‘Bigger, Faster, Stronger’…with the help of science

    Sprinter Usain Bolt in Rio de Janeiro last August. It was once thought that tall men couldn't be world-class sprinters. Bolt shattered that idea

    Sprinter Usain Bolt in Rio de Janeiro last August. It was once thought that tall men couldn't be world-class sprinters. Bolt shattered that idea

    Wired.com editor Mark McClusky on the role of science in creating super-athletes.

    Did you ever wonder how it’s possible for professional athletes to transcend the game and accomplish things never before done? Well, you can thank science for that! Today’s star athletes get a lot of their skills, endurance and gear through refined techniques developed by scientists.

    Mark McClusky, editor of Wired.com and author of “Faster, Higher, Stronger: How Sports Science is Creating a New Generation of Super Athletes and What We Can Learn from Them,” says it’s all about an athlete’s workout being compatible with his or her genetics.

    “If you and I did the same weight lifting program, we’d have different results,” McClusky explains. “One player might respond better to heavier weights and fewer repetitions.

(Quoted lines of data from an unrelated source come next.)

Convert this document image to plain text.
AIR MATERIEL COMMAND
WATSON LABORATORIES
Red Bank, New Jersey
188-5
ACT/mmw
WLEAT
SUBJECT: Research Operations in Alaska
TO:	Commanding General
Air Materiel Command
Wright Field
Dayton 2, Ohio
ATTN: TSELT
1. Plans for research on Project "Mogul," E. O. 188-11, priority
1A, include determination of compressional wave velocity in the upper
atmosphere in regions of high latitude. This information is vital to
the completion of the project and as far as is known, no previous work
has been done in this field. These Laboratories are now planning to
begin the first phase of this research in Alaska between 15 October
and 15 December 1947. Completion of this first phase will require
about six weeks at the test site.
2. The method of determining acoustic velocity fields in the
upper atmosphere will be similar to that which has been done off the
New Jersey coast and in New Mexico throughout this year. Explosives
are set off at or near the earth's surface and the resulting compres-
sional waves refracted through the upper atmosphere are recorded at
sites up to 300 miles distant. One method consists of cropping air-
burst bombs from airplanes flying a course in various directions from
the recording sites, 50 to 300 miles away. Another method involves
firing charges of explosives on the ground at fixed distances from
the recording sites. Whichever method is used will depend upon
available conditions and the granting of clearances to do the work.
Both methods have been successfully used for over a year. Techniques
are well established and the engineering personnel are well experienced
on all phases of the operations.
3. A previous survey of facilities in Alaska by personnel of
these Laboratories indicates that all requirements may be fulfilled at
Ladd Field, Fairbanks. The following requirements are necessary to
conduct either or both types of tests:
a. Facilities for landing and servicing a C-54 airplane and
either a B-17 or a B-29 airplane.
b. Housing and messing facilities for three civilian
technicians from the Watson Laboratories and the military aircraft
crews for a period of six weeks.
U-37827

One might respond better to lighter weights and more repetitions.”

    However, figuring out which workout is best for an individual athlete is much more complicated than running a blood test. Scientists need to analyze each athlete’s performance and results before making that determination.

    “It’s kind of like a little science experiment with one subject,” McClusky said.

    That science experiment includes using sensor technology and high-end video analytics. Scientists are able to gather “so much more information about what an athlete is doing in that performative moment.”

    “What you can see with the naked eye only takes you a very short way down the road that we’re able to travel now through the technology we have,” McClusky said.

    Better gear helps athletes succeed, too, but the improvements aren’t always sportsmanlike.

    McClusky reflected on how high-tech swimsuits made swimmers more buoyant just a few years ago. Eventually, these suits were banned. McClusky says the suits crossed a line.

    “Suddenly it seemed like the swimmer was less important and the suit was more important,” McClusky said. “To me, it’s about the equipment distorting what we think the sport measures.”

    Although there are some negatives, scientific advancement for athletes isn’t going to stop. According to McClusky, it’s the unpredictability of the games and the athletes’ “flash of insight” that will keep the science alive.

    “If you’re watching really, really closely, in any game you’ll see something in it that you’ve never saw before,” McClusky assured.